Comparison of discrete dislocation and continuum plasticity predictions for a composite material

Abstract

A two-dimensional model composite with elastic reinforcements in a crystalline matrix subject to macroscopic shear is analyzed using both discrete dislocation plasticity and conventional continuum slip crystal plasticity. In the discrete dislocation formulation, the dislocations are modeled as line defects in a linear elastic medium. At each stage of loading, superposition is used to represent the solution in terms of the infinite medium solution for the discrete dislocations and a complimentary solution that enforces the boundary conditions, which is non-singular and obtained from a linear elastic, finite element solution. The lattice resistance to dislocation motion, dislocation nucleation, and dislocation annihilation are incorporated into the formulation through a set of constitutive rules.
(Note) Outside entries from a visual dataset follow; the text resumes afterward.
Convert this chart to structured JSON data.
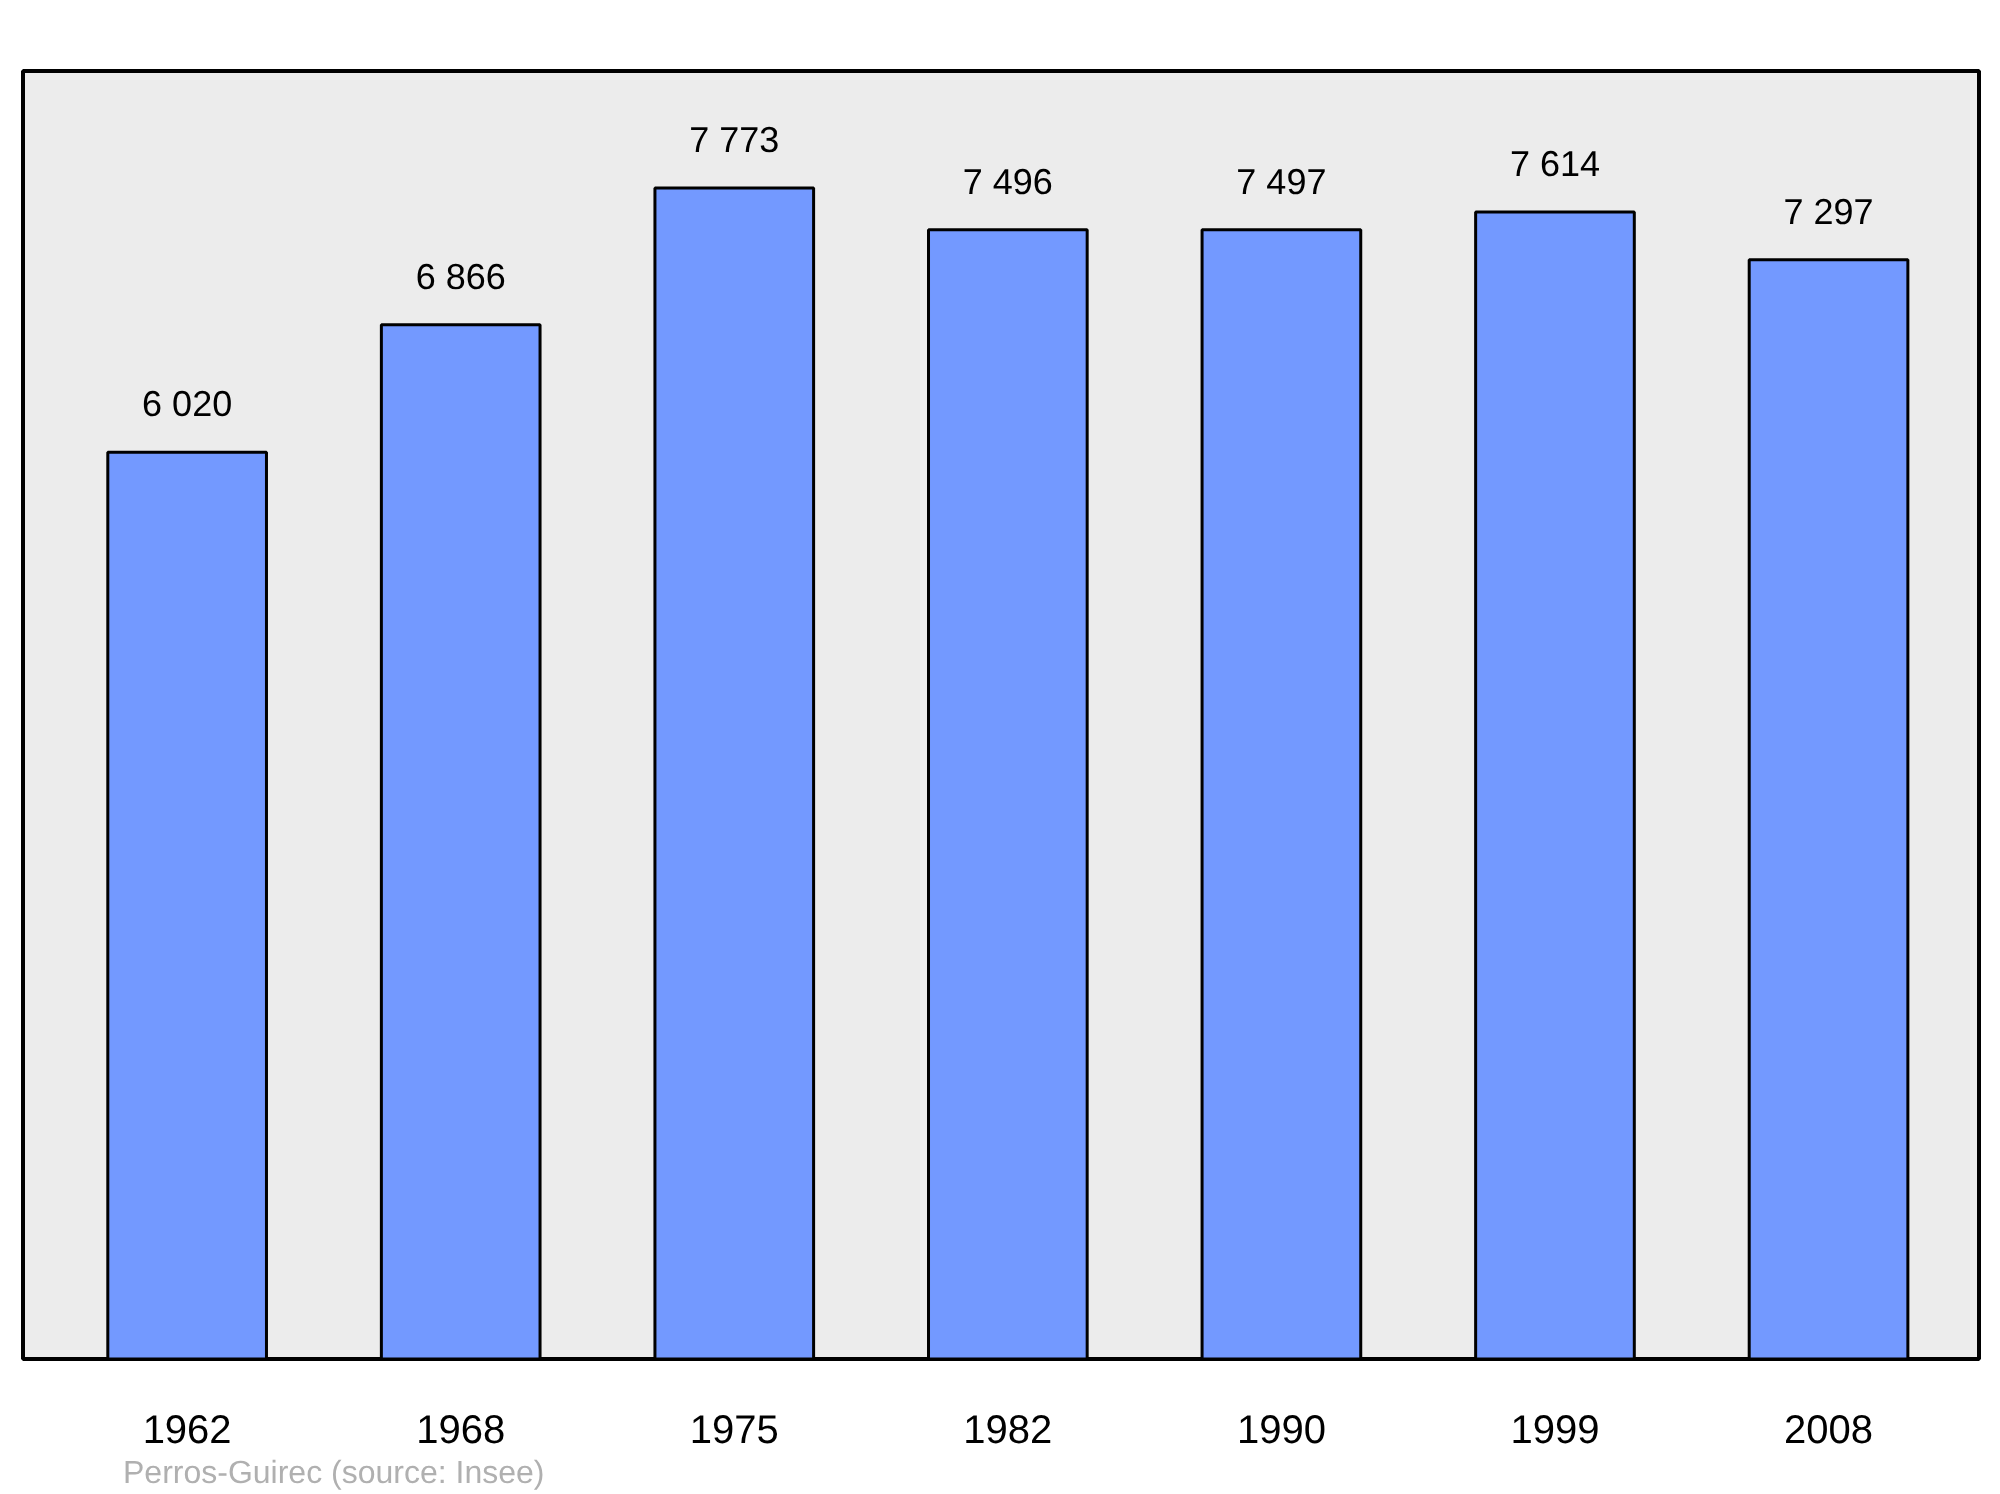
{
  "chart_data": {
    "type": "bar",
    "categories": [
      "1962",
      "1968",
      "1975",
      "1982",
      "1990",
      "1999",
      "2008"
    ],
    "values": [
      6020,
      6866,
      7773,
      7496,
      7497,
      7614,
      7297
    ],
    "color": "#7399ff",
    "ylim": [
      0,
      8550
    ],
    "tick_labels": "x",
    "data_labels": true,
    "grid": false,
    "annotations": [
      "Perros-Guirec  (source: Insee)"
    ]
  }
}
Obstacles leading to possible dislocation pile-ups are also accounted for. Results are presented for materials with a single slip system. A reinforcement size effect is exhibited by the discrete dislocation-based analysis whereas the continuum slip results are size independent. The discrete dislocation results have higher average reinforcement stress levels than do the corresponding continuum slip calculations. Averaging of stress fields over windows of increasing size is used to gain insight into the transition from discrete dislocation-controlled to continuum behavior.